Where to Buy Dress Shirts
The majority of big-name men’s dress-wear brands provide a wide choice of shapes and designs. Express, Brooks Brothers, Calvin Klein, and Van Heusen all provide a wide range of shirts to choose from. Brands like Charles Tyrwhitt, Todd Shelton, and American Trench sell American-made clothing if you prefer to support products created closer to home.
To give you a sense of what’s available, here are a handful of example shirts:
Men’s Slim-Fit Dress Shirt
This traditional button-down shirt has a narrow fit and is made of 100% cotton. The sleeves taper inward for a more fashionable look. Overall, this shirt will give you a sleek, contemporary look.

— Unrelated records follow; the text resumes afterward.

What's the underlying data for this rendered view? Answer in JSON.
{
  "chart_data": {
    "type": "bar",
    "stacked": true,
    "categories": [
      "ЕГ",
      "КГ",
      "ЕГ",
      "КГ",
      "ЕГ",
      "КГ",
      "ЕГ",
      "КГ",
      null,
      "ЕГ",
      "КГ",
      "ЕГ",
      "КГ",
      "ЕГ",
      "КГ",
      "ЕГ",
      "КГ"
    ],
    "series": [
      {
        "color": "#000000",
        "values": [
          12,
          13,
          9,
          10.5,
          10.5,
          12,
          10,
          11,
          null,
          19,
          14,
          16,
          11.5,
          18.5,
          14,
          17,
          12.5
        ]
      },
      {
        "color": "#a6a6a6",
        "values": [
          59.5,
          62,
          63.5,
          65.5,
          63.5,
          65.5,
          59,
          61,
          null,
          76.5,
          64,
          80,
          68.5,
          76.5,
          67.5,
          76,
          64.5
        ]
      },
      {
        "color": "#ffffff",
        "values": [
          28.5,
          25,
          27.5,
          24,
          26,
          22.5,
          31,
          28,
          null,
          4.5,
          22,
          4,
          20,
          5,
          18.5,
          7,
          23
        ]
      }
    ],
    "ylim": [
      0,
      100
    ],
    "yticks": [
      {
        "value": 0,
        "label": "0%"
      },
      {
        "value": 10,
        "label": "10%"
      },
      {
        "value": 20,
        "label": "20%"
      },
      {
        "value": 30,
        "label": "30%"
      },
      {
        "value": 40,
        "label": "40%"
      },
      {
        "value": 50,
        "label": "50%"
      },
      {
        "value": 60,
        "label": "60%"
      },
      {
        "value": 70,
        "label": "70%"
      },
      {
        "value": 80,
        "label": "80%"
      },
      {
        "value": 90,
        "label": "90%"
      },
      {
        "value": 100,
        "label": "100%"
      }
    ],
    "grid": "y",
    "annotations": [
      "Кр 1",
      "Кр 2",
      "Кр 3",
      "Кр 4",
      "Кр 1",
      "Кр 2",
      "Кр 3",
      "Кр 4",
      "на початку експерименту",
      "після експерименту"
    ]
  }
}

This shirt is machine washable and ironable, making it a breeze to keep clean!
Slim Fit Herringbone Dress Shirt
This Clavin Klein alternative checks all the boxes for a beautiful, slim-fit style if you’re looking for a more cheap fitting shirt. To keep you cool during the day, the shirt has a tapered waist, thin sleeves, and a special moisture-wicking fabric.
This shirt is available in a variety of colors, with sleeve and neck size options to help you find the perfect fit.
Do you consider yourself a fitting clothing specialist at this point? Hopefully, you learned some useful tidbits that helped you understand the distinctions between each style and pointed you in the direction of the best shirt cut for your body type.